# 05 750 driveshaft engine oil seal ID # ?



## dman66 (Feb 20, 2011)

Anyone have the actual seal part # for the engine side front drive shaft seal ?There is a # right on the seal itself. I have 2 or 3 seals on hand,and forgot what they were for. I think the ones I have are marked as E257 on the seal itself.


----------



## NMKawierider (Apr 11, 2009)

dman66 said:


> Anyone have the actual seal part # for the engine side front drive shaft seal ?There is a # right on the seal itself. I have 2 or 3 seals on hand,and forgot what they were for. I think the ones I have are marked as E257 on the seal itself.
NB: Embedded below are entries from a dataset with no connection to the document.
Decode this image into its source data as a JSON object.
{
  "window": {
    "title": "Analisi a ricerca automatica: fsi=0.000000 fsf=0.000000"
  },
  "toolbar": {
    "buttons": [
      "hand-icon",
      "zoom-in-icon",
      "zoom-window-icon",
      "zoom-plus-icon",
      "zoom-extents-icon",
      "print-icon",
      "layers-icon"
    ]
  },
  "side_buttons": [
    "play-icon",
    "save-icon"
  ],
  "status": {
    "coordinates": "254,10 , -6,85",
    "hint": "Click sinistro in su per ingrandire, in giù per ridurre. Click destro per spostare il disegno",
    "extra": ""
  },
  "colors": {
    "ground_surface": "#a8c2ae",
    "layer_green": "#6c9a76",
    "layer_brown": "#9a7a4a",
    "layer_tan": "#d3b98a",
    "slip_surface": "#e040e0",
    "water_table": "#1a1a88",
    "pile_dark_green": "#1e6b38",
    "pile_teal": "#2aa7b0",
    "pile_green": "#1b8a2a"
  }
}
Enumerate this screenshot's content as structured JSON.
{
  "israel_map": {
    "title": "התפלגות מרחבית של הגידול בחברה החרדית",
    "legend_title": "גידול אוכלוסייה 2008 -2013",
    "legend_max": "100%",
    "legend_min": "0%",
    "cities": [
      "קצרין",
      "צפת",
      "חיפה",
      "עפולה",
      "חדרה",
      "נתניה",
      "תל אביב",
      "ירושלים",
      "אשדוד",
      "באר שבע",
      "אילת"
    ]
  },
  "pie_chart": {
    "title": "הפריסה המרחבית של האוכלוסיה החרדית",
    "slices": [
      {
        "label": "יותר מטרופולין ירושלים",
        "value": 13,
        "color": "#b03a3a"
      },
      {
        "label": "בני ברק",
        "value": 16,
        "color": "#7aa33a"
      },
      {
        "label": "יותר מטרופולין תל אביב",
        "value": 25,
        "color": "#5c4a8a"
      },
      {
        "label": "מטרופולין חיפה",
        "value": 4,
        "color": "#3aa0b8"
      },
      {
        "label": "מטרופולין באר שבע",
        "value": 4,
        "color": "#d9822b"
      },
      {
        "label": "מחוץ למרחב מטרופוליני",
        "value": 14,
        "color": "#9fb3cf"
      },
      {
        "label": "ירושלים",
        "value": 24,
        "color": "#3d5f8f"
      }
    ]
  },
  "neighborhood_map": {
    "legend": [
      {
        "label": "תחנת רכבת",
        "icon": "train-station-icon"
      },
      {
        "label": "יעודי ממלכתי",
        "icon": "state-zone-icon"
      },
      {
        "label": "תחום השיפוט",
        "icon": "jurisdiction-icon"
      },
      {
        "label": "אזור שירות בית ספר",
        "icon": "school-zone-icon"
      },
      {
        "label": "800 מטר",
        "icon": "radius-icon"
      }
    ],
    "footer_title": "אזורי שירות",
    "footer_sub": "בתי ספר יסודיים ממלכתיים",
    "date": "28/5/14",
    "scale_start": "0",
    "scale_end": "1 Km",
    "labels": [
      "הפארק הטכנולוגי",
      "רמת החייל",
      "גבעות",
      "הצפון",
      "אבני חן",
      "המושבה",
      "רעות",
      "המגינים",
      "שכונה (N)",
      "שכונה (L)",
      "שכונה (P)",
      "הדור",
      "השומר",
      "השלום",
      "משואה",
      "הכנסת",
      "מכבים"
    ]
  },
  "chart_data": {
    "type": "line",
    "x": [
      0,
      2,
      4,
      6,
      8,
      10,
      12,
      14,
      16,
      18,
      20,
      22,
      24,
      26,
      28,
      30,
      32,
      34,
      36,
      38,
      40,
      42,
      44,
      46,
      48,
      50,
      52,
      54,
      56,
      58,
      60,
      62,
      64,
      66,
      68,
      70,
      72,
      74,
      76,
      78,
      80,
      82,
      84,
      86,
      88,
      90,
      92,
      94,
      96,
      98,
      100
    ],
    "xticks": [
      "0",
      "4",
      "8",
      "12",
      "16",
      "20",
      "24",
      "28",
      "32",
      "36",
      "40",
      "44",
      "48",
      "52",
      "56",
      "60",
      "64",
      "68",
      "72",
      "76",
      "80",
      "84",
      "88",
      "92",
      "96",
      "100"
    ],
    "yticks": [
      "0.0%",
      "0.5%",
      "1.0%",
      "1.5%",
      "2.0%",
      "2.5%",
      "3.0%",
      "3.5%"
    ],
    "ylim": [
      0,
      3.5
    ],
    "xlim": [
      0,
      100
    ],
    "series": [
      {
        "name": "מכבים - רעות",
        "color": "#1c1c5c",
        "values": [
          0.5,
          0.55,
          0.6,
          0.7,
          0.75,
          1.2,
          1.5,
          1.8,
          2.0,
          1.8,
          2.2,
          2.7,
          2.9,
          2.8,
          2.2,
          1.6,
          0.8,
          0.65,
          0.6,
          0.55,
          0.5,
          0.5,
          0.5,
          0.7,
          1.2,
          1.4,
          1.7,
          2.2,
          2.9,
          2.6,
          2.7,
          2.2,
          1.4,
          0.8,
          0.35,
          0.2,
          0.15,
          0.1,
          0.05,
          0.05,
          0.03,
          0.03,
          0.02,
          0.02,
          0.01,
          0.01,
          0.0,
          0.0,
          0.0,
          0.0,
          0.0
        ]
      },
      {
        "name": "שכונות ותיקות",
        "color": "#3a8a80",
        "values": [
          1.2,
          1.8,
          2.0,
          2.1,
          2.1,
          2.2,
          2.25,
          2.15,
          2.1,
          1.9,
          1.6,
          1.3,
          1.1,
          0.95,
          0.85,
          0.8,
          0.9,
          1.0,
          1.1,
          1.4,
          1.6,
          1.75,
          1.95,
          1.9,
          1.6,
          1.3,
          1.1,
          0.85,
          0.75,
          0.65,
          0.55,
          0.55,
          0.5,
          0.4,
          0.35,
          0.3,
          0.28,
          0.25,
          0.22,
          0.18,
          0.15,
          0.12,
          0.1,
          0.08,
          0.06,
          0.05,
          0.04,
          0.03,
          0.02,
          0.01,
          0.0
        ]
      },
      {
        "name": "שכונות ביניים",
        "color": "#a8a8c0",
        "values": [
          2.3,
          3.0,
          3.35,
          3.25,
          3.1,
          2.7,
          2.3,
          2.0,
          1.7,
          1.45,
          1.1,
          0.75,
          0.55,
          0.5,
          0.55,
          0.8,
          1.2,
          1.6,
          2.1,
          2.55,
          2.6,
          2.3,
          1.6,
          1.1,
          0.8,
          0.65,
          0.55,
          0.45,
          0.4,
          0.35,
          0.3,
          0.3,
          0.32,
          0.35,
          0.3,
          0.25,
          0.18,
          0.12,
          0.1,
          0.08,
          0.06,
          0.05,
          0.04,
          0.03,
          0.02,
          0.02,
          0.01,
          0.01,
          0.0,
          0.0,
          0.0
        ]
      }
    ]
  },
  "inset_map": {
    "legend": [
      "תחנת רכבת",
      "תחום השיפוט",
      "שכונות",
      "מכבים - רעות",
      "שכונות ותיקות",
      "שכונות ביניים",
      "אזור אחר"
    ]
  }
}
I'm pretty sure its 92049-1570 (92049a) for the front-engine side and
92049-0095 for the rear engine side.


----------



## dman66 (Feb 20, 2011)

Thanks,but looking for actual #s off the seal itself. There are #s on all seals right on the face of the seal.


----------



## NMKawierider (Apr 11, 2009)

dman66 said:


> Thanks,but looking for actual #s off the seal itself. There are #s on all seals right on the face of the seal.


Oh.. I just happen to have one in the tool box. Bought it and two rear seals when my first one went our back in 2006. Put the oil cooler on and never changed another one. I'll take a look and get back to you.

---------- Post added at 09:09 PM ---------- Previous post was at 09:02 PM ----------

OK, says in smallest lettering I ever saw... AE1544H It's Genuine Kawie part but opposite of the number says NOK


----------



## dman66 (Feb 20, 2011)

Thanks NMK, I went on cheapcycleparts and located seal measurements. Turns out the seals I have are for the seal behind the primary clutch - I believe would be the crankshaft seal on the engine case. The measurements are listed in mm. No oil change till I get the right seal. The seal for the front engine drive shaft is 28mm x 42mm x 8mm.


----------